「106万円の壁」撤廃。最賃引上げが背景に
厚生労働省の社会保障審議会年金部会は、年金制度改革の方向性に関する報告書をまとめました。短時間労働者に関する厚生年金の加入要件から「年収106万円の壁」となっている賃金要件の撤廃を盛り込んでいます。
地域別最低賃金の引上げによって、労働時間要件である週20時間以上働いた場合に月額賃金8.8万円以上の賃金要件を上回る地域が増加している点や、就業調整を行うかどうかを判断する基準として労働者から強く意識されている点を踏まえました。

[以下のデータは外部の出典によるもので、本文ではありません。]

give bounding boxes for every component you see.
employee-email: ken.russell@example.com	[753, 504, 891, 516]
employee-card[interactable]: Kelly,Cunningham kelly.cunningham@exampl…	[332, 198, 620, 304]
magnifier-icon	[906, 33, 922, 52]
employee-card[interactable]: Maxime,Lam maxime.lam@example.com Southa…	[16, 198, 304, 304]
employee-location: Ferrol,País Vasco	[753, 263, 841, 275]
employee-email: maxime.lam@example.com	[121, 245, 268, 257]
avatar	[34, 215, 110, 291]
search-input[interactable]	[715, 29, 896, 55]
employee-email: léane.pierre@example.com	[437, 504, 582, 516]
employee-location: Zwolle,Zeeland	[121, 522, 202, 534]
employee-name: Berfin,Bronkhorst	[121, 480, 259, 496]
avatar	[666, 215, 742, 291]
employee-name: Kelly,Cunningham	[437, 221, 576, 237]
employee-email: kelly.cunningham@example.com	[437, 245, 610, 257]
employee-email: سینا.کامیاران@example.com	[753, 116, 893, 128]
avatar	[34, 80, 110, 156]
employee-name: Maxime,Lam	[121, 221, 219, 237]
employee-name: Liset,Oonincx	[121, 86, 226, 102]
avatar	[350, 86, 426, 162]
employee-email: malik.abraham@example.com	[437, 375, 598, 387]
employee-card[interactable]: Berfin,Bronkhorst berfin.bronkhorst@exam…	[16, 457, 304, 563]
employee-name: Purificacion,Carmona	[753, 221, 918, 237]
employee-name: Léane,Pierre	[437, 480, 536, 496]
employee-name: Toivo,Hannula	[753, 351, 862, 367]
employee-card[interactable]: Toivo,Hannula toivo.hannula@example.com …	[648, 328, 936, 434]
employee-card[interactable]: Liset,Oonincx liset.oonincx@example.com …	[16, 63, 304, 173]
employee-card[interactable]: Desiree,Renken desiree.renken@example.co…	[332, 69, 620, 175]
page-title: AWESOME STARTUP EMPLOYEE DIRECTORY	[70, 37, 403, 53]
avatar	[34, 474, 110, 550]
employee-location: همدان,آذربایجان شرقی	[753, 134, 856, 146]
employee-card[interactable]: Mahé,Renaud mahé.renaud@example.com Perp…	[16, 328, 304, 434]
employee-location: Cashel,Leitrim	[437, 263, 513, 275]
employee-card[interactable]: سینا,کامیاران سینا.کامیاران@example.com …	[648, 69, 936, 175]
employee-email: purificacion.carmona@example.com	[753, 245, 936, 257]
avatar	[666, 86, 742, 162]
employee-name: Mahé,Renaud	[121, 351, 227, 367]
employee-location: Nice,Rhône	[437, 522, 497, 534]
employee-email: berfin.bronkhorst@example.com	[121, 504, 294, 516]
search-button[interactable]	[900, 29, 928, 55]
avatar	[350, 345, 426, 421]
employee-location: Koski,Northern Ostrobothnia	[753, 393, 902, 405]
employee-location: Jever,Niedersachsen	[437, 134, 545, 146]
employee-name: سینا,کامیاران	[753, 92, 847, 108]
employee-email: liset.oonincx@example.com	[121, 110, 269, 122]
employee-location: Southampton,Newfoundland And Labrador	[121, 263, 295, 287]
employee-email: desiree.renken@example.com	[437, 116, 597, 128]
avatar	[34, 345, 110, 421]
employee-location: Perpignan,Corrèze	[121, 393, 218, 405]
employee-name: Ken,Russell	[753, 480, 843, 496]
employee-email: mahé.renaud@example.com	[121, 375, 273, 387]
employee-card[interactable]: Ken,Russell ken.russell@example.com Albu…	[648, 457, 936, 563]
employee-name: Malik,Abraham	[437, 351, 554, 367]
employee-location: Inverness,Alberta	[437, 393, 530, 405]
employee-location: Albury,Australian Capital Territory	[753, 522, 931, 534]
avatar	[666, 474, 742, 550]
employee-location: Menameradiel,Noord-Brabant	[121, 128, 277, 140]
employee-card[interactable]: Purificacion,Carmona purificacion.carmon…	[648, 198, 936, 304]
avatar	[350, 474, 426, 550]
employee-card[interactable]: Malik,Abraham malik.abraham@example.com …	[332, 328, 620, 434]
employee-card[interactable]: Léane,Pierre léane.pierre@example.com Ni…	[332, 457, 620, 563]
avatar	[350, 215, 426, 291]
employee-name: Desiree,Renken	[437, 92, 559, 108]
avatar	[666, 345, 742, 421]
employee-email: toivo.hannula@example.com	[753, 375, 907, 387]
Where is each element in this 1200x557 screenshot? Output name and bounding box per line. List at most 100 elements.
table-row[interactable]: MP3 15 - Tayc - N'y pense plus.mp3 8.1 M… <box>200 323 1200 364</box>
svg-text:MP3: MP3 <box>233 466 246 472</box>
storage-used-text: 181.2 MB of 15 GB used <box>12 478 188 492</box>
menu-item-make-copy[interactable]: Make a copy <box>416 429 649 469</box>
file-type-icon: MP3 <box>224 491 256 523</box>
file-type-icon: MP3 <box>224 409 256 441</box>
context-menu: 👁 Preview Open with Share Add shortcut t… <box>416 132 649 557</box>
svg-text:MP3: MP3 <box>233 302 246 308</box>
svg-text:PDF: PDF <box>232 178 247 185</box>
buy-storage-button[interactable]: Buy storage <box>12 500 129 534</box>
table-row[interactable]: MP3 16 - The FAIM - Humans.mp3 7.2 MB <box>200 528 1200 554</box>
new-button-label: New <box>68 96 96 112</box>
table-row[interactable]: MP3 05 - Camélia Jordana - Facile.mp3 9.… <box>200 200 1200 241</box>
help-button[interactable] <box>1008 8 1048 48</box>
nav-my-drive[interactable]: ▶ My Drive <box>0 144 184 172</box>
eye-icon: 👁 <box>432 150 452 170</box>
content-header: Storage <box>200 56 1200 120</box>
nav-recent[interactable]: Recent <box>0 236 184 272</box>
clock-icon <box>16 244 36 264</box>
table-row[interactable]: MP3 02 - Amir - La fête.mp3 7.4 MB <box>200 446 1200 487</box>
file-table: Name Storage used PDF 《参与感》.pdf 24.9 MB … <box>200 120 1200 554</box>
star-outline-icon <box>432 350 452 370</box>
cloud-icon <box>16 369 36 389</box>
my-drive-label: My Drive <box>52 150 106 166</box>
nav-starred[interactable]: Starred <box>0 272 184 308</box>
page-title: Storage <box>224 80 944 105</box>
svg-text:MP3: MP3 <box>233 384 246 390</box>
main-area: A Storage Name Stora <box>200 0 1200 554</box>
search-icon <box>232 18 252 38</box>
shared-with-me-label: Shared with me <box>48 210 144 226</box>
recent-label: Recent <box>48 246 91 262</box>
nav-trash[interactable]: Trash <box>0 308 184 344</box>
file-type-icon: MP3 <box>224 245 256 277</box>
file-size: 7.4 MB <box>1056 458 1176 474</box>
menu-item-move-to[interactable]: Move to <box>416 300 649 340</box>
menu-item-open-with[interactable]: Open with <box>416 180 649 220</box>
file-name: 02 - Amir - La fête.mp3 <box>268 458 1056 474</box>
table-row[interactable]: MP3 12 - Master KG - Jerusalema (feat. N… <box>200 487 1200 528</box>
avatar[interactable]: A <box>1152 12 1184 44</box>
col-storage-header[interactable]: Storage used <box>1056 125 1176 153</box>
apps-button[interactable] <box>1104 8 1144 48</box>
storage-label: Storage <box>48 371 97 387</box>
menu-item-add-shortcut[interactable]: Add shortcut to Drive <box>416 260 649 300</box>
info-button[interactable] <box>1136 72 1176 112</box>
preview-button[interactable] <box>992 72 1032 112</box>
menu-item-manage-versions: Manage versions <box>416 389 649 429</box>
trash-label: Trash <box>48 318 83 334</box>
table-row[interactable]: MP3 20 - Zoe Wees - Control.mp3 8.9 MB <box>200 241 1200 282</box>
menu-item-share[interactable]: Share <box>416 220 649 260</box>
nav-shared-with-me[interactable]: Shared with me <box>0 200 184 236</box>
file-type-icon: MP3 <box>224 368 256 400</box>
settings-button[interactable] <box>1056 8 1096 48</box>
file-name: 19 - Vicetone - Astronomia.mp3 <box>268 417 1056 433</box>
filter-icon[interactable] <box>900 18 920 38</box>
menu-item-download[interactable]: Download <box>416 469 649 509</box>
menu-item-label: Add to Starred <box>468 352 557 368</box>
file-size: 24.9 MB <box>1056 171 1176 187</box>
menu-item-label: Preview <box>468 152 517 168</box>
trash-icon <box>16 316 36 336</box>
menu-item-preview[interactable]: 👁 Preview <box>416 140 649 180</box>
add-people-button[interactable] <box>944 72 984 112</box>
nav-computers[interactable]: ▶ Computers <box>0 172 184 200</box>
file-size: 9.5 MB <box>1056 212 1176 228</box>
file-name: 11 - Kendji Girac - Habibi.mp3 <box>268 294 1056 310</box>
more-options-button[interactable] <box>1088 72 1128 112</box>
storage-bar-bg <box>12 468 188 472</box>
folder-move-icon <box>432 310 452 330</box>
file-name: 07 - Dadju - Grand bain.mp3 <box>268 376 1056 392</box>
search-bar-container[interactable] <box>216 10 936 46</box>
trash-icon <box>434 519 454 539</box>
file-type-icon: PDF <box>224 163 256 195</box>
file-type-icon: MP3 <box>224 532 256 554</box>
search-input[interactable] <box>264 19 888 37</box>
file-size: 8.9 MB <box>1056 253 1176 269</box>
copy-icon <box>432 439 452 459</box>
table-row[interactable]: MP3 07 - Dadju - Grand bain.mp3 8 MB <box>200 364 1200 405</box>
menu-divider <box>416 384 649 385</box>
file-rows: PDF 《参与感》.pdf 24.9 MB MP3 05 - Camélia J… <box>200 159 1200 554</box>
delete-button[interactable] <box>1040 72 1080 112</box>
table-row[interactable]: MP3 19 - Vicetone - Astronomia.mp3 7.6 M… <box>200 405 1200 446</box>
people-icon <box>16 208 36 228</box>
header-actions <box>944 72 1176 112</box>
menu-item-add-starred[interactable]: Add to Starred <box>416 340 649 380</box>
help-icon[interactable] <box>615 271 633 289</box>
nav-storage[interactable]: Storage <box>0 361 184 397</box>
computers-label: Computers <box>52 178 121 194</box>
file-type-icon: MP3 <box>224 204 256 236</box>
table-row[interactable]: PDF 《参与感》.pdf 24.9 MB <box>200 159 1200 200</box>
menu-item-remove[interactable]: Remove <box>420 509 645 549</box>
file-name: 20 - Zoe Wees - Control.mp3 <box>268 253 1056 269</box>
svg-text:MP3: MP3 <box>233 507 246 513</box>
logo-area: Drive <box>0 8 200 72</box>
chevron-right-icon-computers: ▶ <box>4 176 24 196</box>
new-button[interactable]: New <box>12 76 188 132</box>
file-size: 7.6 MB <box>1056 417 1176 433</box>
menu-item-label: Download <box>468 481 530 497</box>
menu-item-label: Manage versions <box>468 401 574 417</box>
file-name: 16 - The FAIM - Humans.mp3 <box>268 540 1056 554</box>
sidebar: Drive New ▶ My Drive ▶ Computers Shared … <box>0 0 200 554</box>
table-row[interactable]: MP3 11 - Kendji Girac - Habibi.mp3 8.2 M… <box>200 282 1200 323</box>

賃金要件の撤廃時期については、保険料負担が相対的に過大にならないよう地域における最賃の引上げ動向を踏まえて決定すべきとしました。さらに、障害者など最賃の減額特例対象者のうち、月額賃金8.8万円以下の短時間労働者については、本人が希望する場合に任意で加入できる仕組みとします。賃金要件の撤廃後は、50人以下の中小企業への適用拡大を進めます。その際は、十分な周知・準備期間を確保するとしました。
年金部会では、労働者の負担感を軽減できるよう、標準報酬月額12.6万円以下の短時間労働者が厚生年金に加入する場合に、労使の保険料負担割合を変更できる特例措置の創設についても検討しましたが、慎重・反対意見がみられたため報告書には盛り込みませんでした。今後、政府において同特例の妥当性などの検討を深める必要があるとしました。